I have a large matrix that I would like to convert to sparse CSR format.
When I do:
import scipy as sp
Ks = sp.sparse.csr_matrix(A)
print Ks
Where A is dense, I get
(0, 0) -2116689024.0
(0, 1) 394620032.0
(0, 2) -588142656.0
(0, 12) 1567432448.0
(0, 14) -36273164.0
(0, 24) 233332608.0
(0, 25) 23677192.0
(0, 26) -315783392.0
(0, 45) 157961968.0
(0, 46) 173632816.0
etc...
I can get vectors of row index, column index, and value using:
Knz = Ks.nonzero()
sparserows = Knz[0]
sparsecols = Knz[1]
#The Non-Zero Value of K at each (Row,Col)

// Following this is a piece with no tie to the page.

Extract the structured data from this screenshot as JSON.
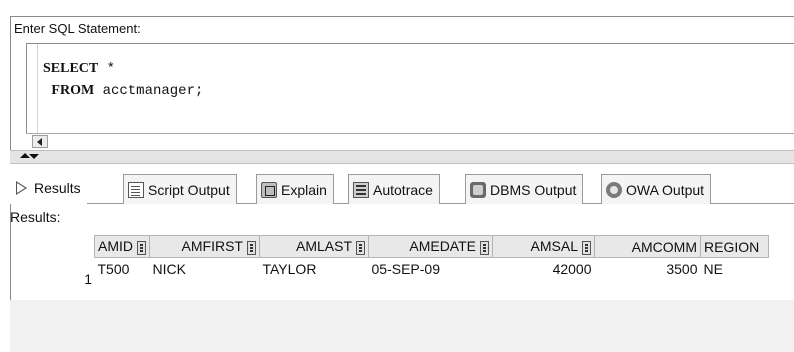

vals = np.empty(sparserows.shape).astype(np.float)
for i in range(len(sparserows)):
vals[i] = K[sparserows[i],sparsecols[i]]
But is it possible to extract the vectors supposedly contained in the sparse CSR format (Value, Column Index, Row Pointer)?
SciPy's documentation explains that a CSR matrix could be generated from those three vectors, but I would like to do the opposite, get those three vectors out.
What am I missing?
Thanks for the time!
value = Ks.data
column_index = Ks.indices
row_pointers = Ks.indptr
I believe these attributes are undocumented which may make them subject to change, but I've used them on several versions of scipy.